"And dese're yer quarters!" the gold and silver Maximal rat finished with a flourish, tapping a passcode into a keypad. "Dat concludes yer guided tour a' th' Axalon, will dat suffice or should I pull up th' ship's blueprints fer ya as well?"

Dinobot rolled his eyes as the sliding doors wooshed open, revealing a mostly empty chamber, only a berth, a desk, and a black laptop inside. With a glance inside, he grunted and returned his attention to his diminutive tour guide. "That is quite all right, rodent. I can pull up the ship's blueprints any time I wanted in the command center. However, I trust that I am able to change the passcode on the door to something of my own choosing?" he asked, crossing his arms over his chest and arching an eyeridge.

The Maximal just smirked and shrugged, his expression far too flippant for the warrior's liking. "Sure, change it as many times as y'want, lizardlips. Triple encrypt it, fer all I care. Don't mean dat we can't get in if th' need arises, but if it makes y'feel betta', go fer it."

"So, I am to be given the illusion of privacy without actually having it then, hmm?"

The rodent shrugged. "Not my idea. Optimus wants ta be sure he cin trust ya, but until den, he wants ta be able ta keep an eye on ya." The rat smirked then, crossing his arms over his chest and cocking his hips to the side. "Consider yerself lucky, Shredderhead. I wanned ta rig yer room up wit' security cameras. Optimus almos' agreed ta it, but Rhinox convinced 'im I'd abuse 'em." He snorted, following it up with a tilt of his head that suggested a roll of his optics. "As if I'd wanned ta watch a 'flithy piece a' Conware jack 'imself off."

Dinobot wasn't sure what offended him more; the rodent's casual attitude towards his privacy, the implication that he indulged in self-stimulation, or the thought of someone, specifically the short, irreverent mouse, watching him through a camera while he was... hrmmm.

Crossing his arms over his chest, the Saurian rolled his optics and scowled down at the... the ivermin./i He was called Rattrap, wasn't he? For Primus's sake, they hadn't even been formally introduced, what with all the chaos from Dinobot's sudden change of faction and the day's battle. And the damned Maximal had the gall to make lewd comments and insult him at the same time? It was outrageous! It was infuriating! It was...

Intriguing. He must have cracked his head against a rock awfully hard somewhere throughout the course of the day to even consider it, but he couldn't deny it, the rat was... attractive. And his bold, unrepentant attitude got the warrior's gears turning, anger and lust tainting his thoughts. He wasn't sure he wanted to backhand the miniature mech, or tackle him to the ground and show him just what a Predacon was capable of.

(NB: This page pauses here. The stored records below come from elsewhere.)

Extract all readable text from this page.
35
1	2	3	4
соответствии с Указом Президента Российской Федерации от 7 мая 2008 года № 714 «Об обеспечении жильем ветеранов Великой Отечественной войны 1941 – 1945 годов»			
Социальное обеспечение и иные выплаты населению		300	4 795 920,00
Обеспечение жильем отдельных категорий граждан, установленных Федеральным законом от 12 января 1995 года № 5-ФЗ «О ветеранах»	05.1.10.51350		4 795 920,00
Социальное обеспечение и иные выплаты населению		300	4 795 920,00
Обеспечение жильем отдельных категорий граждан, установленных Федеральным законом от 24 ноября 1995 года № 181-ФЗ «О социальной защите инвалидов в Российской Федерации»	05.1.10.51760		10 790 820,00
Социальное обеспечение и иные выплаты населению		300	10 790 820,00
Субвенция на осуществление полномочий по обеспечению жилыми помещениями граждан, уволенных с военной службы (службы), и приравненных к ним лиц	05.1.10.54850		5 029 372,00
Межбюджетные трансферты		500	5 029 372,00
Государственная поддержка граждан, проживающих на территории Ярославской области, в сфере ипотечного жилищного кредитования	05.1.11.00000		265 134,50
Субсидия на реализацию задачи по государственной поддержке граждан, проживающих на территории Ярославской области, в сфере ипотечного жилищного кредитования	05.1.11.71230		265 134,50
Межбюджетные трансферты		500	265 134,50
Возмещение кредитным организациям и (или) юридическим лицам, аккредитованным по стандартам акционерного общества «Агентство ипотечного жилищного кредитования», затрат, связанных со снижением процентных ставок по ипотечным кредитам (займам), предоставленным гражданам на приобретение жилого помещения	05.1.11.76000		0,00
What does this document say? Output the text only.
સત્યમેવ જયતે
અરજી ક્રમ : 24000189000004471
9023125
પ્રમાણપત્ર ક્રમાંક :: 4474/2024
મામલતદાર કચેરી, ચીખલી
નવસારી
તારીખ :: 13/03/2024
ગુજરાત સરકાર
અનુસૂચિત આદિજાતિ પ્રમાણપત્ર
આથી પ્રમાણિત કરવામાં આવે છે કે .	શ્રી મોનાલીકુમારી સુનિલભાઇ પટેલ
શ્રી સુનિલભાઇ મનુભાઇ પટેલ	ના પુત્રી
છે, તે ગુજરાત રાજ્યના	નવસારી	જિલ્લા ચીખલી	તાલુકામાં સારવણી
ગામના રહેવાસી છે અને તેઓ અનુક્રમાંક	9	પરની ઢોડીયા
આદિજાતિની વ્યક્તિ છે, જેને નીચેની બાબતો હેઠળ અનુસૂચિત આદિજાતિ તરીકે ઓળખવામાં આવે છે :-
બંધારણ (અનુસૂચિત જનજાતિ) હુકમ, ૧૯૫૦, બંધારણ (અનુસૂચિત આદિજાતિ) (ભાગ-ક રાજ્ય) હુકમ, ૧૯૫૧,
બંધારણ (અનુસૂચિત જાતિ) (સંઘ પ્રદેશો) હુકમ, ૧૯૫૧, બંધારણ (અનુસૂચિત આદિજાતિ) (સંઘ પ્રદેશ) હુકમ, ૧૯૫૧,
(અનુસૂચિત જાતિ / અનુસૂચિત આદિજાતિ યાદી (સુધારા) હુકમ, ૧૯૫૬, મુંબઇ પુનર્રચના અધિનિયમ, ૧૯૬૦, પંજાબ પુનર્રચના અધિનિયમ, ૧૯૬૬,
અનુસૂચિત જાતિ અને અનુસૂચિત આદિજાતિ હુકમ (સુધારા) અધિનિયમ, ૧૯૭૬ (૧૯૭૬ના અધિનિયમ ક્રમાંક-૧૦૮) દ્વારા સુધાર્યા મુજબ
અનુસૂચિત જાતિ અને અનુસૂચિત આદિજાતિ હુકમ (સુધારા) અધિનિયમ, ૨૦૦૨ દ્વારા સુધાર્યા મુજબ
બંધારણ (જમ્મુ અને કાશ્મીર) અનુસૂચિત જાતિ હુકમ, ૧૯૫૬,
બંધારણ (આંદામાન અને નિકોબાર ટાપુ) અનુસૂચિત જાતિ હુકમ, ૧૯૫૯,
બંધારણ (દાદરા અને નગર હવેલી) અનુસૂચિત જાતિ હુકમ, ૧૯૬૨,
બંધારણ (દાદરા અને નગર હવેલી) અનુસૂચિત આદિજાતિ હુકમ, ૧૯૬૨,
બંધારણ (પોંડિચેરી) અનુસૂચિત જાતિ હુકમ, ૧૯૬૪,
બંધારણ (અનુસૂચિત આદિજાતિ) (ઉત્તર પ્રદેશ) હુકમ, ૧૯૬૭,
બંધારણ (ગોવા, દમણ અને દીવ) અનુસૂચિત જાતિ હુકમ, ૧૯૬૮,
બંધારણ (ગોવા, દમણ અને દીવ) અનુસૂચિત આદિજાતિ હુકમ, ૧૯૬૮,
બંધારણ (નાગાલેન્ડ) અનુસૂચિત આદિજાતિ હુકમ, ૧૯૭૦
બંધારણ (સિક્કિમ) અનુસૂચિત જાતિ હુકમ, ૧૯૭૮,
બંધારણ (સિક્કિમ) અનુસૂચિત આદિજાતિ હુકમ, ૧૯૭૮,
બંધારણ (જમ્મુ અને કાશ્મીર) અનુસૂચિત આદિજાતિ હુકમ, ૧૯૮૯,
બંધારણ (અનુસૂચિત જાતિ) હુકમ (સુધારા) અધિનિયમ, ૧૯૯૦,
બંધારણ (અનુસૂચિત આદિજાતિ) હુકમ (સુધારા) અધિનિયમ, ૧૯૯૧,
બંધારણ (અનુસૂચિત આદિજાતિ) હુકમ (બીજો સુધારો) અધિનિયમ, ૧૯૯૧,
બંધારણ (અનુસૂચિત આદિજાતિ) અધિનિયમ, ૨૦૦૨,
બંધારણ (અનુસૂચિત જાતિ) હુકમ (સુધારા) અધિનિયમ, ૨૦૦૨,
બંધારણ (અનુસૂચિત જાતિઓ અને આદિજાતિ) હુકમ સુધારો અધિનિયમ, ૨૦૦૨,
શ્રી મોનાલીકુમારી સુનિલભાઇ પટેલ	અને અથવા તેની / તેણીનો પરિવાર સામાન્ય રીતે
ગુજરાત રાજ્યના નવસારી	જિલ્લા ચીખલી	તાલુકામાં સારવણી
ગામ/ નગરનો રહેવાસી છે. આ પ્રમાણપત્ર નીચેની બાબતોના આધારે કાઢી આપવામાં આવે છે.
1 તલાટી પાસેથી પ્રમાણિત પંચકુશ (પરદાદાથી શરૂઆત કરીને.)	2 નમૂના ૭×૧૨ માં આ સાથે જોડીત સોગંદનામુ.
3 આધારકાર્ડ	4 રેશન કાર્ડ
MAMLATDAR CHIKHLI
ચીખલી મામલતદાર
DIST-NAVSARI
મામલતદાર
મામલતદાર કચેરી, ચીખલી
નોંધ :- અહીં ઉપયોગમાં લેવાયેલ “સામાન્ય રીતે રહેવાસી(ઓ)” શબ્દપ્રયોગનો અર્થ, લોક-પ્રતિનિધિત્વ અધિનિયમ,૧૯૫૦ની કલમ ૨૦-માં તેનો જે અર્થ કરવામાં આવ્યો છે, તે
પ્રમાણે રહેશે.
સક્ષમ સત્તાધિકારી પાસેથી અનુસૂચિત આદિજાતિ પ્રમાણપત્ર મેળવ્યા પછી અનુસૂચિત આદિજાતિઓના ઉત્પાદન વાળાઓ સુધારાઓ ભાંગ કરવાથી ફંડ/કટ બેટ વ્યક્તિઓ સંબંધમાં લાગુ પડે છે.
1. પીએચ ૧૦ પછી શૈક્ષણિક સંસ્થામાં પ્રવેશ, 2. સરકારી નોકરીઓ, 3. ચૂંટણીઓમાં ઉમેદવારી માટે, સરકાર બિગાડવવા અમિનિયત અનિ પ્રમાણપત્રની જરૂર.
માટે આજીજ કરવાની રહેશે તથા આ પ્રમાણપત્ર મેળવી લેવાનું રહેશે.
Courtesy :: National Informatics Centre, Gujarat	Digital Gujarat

"What? Don' gimme dat look," the vermin snorted, taking Dinobot's glare and lack of a verbal response for disapproval. "Ev'ryone's played wit' demselves once or twice, an' anyone who sez otha'wise is eitha' prudish or naïve."

Both. Most definitely both.

"For your information, rodent," the warrior growled, ignoring Rattrap's protests of "hey, I've got a name!" in favor of giving him a little shove. "I have never had a need to self-stimulate. I am a warrior! I do not have the time nor energy to waste on such foolish activities." When the rodent looked ready to protest again, Dinobot pulled his lips back into a snarl and shoved harder, forcing him back against the wall. "You try my patience, you miserable, lecherous, incorrigible little wretch!"

Despite the rough manhandling, the rodent's look of smug perversion stayed firmly in place, daring Dinobot to push one more inch. "So don' encourage me," he leered, pressing his servos against the wall and leaning forward, one eyebrow arched. Primus, but the warrior wanted to smack that grin off his face!

But he mustered up every ounce of control he had and reigned himself in, responding to the challenge with a sneer. "I do not have to explain myself to you, vermin. Now, if you are quite finished, you may scurry off to whatever mousehole you crawled out of, and leave me alone."

"Now, if you will excuse me," he rumbled, schooling his voice into a mild, unaffected tone. To the rat's disbelief, he dropped into a graceful bow and backed into his quarters. As the doors slid shut, he lifted his head, smiled his smoothest, most charming smile, and crooned, "I bid you good day."